Development of Charge Transport Model to Study the Diffusion-Controlled Dissolution and Multi-Pit Interaction in Pitting Corrosion

Abstract

Recently, we developed a reaction-transport model that incorporates diffusion, migration, and complexation to examine the charge transport inside a one-dimensional corrosion pit [1]. In this presentation, we will demonstrate the application of this model to study the “diffusion-controlled” dissolution of a metal in a pit from a more advanced point of view, such that the limiting anodic current density varies with the bulk NaCl concentration. An analytical result on anodic limiting current density as functions of pit depth, diffusivity, and chloride concentration was derived explicitly and coupled with artificial pit experiments. In a dilute chloride solution with low conductivity, the limiting current density is increased due to the increase of the migration flux near the pit mouth. On the other hand, the presence of Na+ at the bottom of the pit is significant for moderate to high bulk NaCl concentrations, which increases the limiting current density to some degree.
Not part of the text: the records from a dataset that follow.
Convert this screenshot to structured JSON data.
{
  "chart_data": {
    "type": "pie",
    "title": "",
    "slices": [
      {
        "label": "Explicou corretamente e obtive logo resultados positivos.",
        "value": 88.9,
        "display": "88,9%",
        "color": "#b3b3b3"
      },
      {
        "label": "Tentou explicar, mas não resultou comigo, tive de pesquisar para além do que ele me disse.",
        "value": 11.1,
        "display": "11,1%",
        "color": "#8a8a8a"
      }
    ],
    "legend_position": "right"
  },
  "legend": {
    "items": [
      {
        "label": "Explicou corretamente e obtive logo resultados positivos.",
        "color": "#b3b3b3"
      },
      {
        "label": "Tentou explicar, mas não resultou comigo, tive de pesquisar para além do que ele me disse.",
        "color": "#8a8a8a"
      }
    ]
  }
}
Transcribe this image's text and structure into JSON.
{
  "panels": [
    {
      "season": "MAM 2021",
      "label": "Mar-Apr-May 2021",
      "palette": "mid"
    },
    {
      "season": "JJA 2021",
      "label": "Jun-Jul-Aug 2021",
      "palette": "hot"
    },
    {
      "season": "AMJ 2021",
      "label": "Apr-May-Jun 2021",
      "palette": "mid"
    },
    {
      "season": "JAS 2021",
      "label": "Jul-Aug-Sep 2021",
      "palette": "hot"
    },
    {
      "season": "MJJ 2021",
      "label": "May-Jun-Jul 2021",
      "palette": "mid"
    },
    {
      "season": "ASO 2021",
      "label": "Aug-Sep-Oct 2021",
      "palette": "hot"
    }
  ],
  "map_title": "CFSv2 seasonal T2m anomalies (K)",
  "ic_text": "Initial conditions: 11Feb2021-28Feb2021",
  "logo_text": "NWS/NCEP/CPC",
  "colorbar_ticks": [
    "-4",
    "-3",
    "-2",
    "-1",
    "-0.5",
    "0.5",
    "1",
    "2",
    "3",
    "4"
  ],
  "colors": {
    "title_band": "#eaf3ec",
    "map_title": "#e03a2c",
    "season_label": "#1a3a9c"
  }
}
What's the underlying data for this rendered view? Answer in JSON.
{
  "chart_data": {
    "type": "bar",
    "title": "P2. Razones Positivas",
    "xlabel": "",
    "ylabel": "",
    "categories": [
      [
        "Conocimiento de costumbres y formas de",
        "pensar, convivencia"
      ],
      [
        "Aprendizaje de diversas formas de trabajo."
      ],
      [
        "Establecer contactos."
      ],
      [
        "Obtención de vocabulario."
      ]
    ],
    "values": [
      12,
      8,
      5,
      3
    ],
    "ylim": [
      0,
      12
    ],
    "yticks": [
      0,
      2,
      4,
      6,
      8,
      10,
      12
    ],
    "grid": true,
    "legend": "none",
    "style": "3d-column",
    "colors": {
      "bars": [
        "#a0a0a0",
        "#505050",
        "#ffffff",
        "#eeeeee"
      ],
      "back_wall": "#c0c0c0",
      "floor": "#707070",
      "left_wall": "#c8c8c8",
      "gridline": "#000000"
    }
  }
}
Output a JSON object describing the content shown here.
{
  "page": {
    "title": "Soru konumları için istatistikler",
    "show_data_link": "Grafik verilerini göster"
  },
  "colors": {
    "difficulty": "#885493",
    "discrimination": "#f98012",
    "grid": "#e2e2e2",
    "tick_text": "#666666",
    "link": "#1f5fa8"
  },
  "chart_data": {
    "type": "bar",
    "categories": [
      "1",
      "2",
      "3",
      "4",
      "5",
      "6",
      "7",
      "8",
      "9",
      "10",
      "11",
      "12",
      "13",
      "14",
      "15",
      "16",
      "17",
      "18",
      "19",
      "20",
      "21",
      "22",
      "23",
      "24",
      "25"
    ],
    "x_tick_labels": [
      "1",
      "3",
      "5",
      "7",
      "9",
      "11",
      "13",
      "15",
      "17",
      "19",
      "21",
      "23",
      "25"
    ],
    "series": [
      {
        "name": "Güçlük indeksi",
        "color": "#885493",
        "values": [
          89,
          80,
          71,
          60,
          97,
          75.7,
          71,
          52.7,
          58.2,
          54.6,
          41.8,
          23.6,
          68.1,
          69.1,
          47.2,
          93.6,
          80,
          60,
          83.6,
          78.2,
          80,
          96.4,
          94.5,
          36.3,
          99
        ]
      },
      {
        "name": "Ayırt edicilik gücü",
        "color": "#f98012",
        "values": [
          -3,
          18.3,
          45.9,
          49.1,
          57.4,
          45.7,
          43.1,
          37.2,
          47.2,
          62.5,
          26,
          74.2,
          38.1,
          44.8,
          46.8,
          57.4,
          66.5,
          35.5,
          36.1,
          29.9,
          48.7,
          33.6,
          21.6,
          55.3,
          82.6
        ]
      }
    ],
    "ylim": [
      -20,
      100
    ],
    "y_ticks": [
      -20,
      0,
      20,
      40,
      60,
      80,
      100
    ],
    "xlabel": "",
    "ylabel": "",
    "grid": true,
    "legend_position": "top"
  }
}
The proposed full mass transport model can be used to predict limiting current densities at different ranges of bulk NaCl solutions. At above 2.5 M NaCl, the conventional diffusion-only model can give reasonably accurate results, but the effect of Na+ at the bottom of the pit on the solubility of metal ions and the limiting current density should be considered.Finally, we will discuss the extension of the current work to the two-dimensional pit model to investigate the propagation and the interaction mechanism of multiple pits. The 2D multi-pit simulation under galvanostatic conditions shows the interaction between pits of different sizes. Due to the increase of the local chemistry inside the larger pit, the dissolution rate at the surface is faster and suppresses the growth of the neighboring pits.Reference: V. A. Nguyen, A. G. Carcea, M. Ghaznavi and R. C. Newman, The Effect of Cation Complexation on the Predicted “B” Value in Galvele’s Pit Model, J. Electrochem. Soc., 166, C3297 (2019).